We won't try to prove each of the limit laws using the epsilon-delta definition for a limit in this course. Despite the fact that these proofs are technically needed before using the limit laws, they are not traditionally covered in a first-year calculus course. Instead, they typically show up in a course in *Mathematical Analysis* that comes later. (I suppose the effect is similar to the filming of a movie prequel.)

Still, it is important that students understand how the epsilon-delta definition is the foundation on which the limit laws are built.

As such, we will look at just one of the limit laws (i.e., the limit of sum is a sum of limits), and how one can be assured it holds because of the epsilon-delta definition of a limit.

Here's the formal statement of this limit law and its proof:

If $\lim_{x \rightarrow c} f(x)$ and $\lim_{x \rightarrow c} g(x)$ both exist, then $\displaystyle{\lim_{x \rightarrow c} (f(x) + g(x)) = \lim_{x \rightarrow c} f(x) + \lim_{x \rightarrow c} g(x)}$

**Proof:**

Since we are working under an assumption that all of the limits above exist, let us suppose $\lim_{x \rightarrow c} f(x) = L_1$ and $\lim_{x \rightarrow c} g(x) = L_2$. So we now hope to show that $$\lim_{x \rightarrow c} (f(x) + g(x)) = L_1 + L_2$$ Appealing to the epsilon-delta definition for a limit, we must show that for any $\epsilon > 0$, we can find a $\delta > 0$ such that $$\textrm{If $0 < |x-c| < \delta$, then $|(f(x)+g(x))-(L_1+L_2)| < \epsilon$}$$ Let's look at what we know...

We know $\lim_{x \rightarrow c} f(x) = L_1$. So -- again appealing to the epsilon-delta definition, only this time in reverse -- we also know that for any $\epsilon_1 \gt 0$, we can find $\delta_1 \gt 0$ such that if $0 < |x-c| < \delta_1$, then $|f(x)-L_1| \lt \epsilon_1$.

We also know $\lim_{x \rightarrow c} g(x) = L_2$. So -- again appealing to the epsilon-delta definition, only this time in reverse -- we also know that for any $\epsilon_2 \gt 0$, we can find $\delta_2 \gt 0$ such that if $0 \lt |x-c| \lt \delta_2$, then $|g(x)-L_2| \lt \epsilon_2$.

Consider what happens when we take both $\epsilon_1$ and $\epsilon_2$ to be $\frac{\epsilon}{2}$.

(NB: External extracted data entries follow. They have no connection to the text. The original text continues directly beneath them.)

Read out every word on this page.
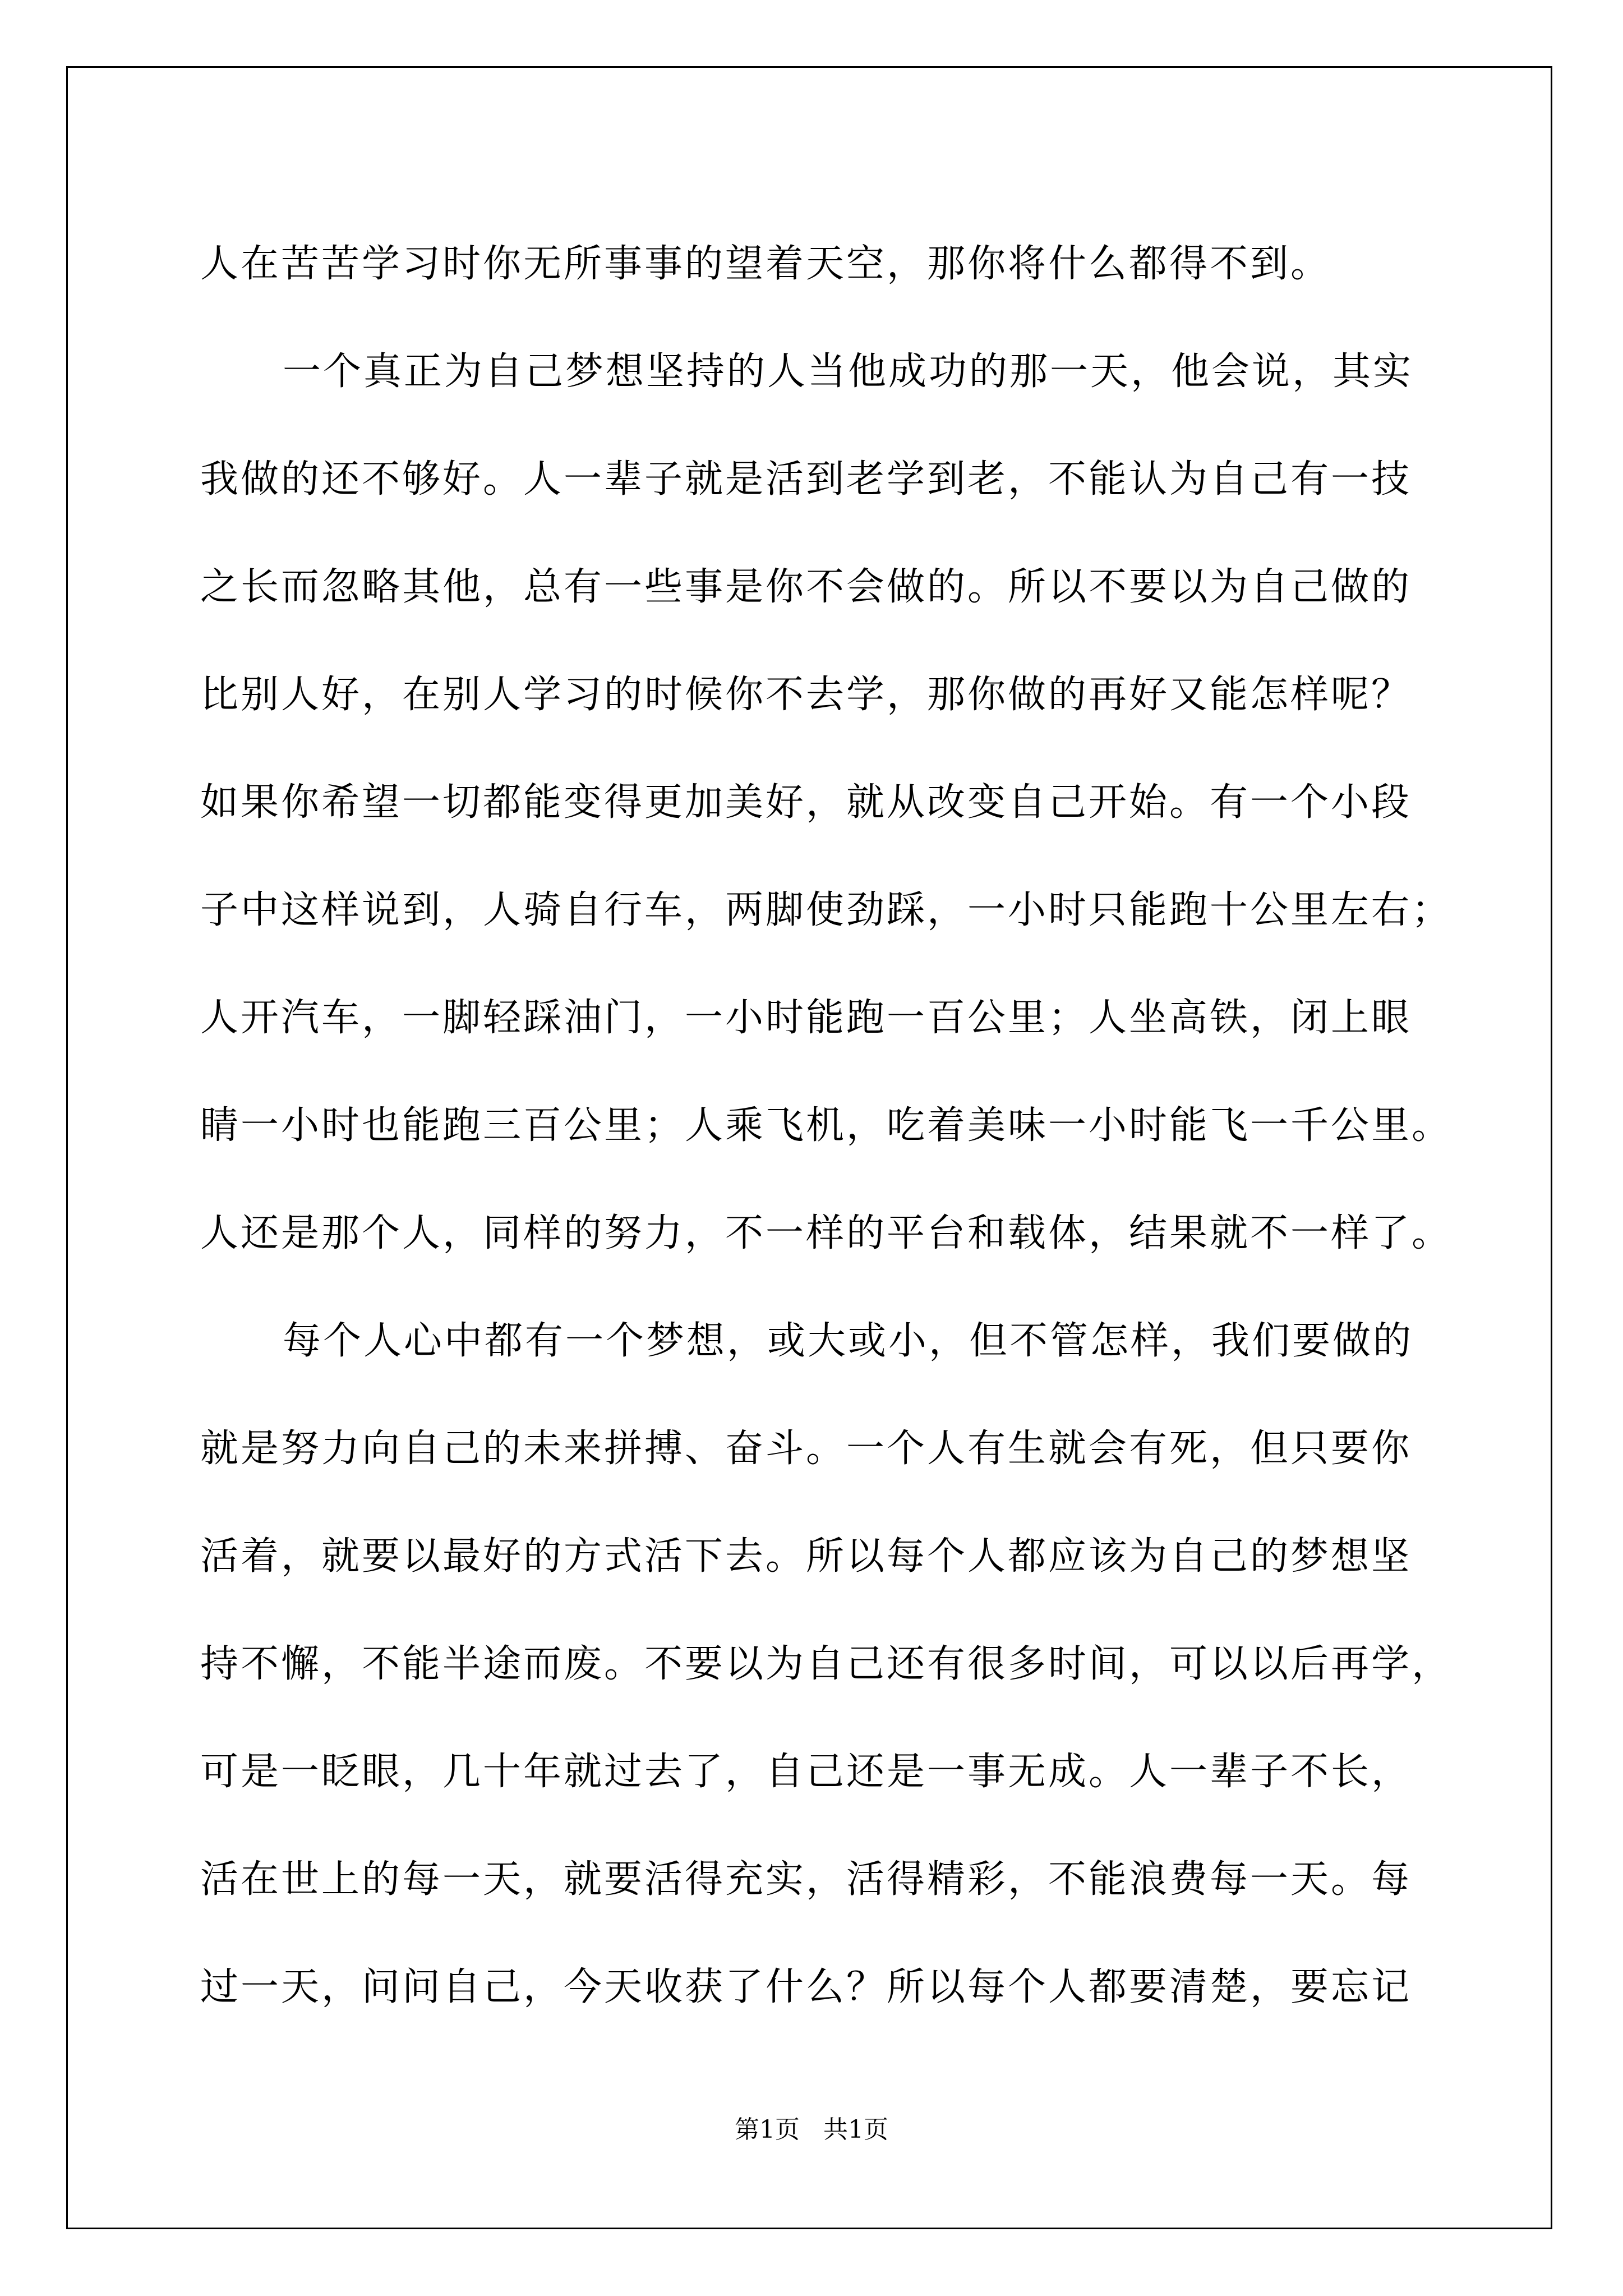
人在苦苦学习时你无所事事的望着天空，那你将什么都得不到。
一个真正为自己梦想坚持的人当他成功的那一天，他会说，其实
我做的还不够好。人一辈子就是活到老学到老，不能认为自己有一技
之长而忽略其他，总有一些事是你不会做的。所以不要以为自己做的
比别人好，在别人学习的时候你不去学，那你做的再好又能怎样呢？
如果你希望一切都能变得更加美好，就从改变自己开始。有一个小段
子中这样说到，人骑自行车，两脚使劲踩，一小时只能跑十公里左右；
人开汽车，一脚轻踩油门，一小时能跑一百公里；人坐高铁，闭上眼
睛一小时也能跑三百公里；人乘飞机，吃着美味一小时能飞一千公里。
人还是那个人，同样的努力，不一样的平台和载体，结果就不一样了。
每个人心中都有一个梦想，或大或小，但不管怎样，我们要做的
就是努力向自己的未来拼搏、奋斗。一个人有生就会有死，但只要你
活着，就要以最好的方式活下去。所以每个人都应该为自己的梦想坚
持不懈，不能半途而废。不要以为自己还有很多时间，可以以后再学，
可是一眨眼，几十年就过去了，自己还是一事无成。人一辈子不长，
活在世上的每一天，就要活得充实，活得精彩，不能浪费每一天。每
过一天，问问自己，今天收获了什么？所以每个人都要清楚，要忘记
第1页   共1页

There must consequently be a $\delta_1>0$ and a $\delta_2>0$ such that: $$\textrm{If $0 < |x-c| \lt \delta_1$, then $|f(x)-L_1| \lt \frac{\epsilon}{2}$}$$ $$\textrm{and}$$ $$\textrm{If $0 < |x-c| \lt \delta_2$, then $|g(x)-L_2| \lt \frac{\epsilon}{2}$}$$ Suppose $\delta$ was the smaller of the two values, $\delta_1$ and $\delta_2$.

First notice it must be the case that $\delta>0$, as $d_1,d_2>0$.

Further, it should also then be true that $$\textrm{If $0 \lt |x-c| \lt \delta$, then $|f(x)-L_1| \lt \frac{\epsilon}{2} \quad \textrm{and} \quad |g(x)-L_2| \lt \frac{\epsilon}{2}$}$$

Adding the inequalities together, we find $$\textrm{If $0 \lt |x-c| \lt \delta$, then $|f(x)-L_1| + |g(x)-L_2| \lt \frac{\epsilon}{2} + \frac{\epsilon}{2} = \epsilon$}$$ We can use the triangle inequality for absolute values (i.e. $|A+B| \le |A| + |B|$) to discover $$\textrm{If $0 \lt |x-c| \lt \delta$, then $|f(x)-L_1+g(x)-L_2| \le |f(x)-L_1| + |g(x)-L_2| \lt \epsilon$}$$

Finally, rearranging some terms inside one of the absolute values, and removing the now superfluous sum of absolute values to it's right, we find $$\textrm{If $0 \lt |x-c| \lt \delta$, then $|(f(x)+g(x))-(L_1+L_2)| \lt \epsilon$}$$ which is what we hoped to show. Thus, $$\lim_{x \rightarrow c} (f(x) + g(x)) = L_1 + L_2$$ and consequently, $$\lim_{x \rightarrow c} (f(x) + g(x)) = \lim_{x \rightarrow c} f(x) + \lim_{x \rightarrow c} g(x)$$ Q.E.D.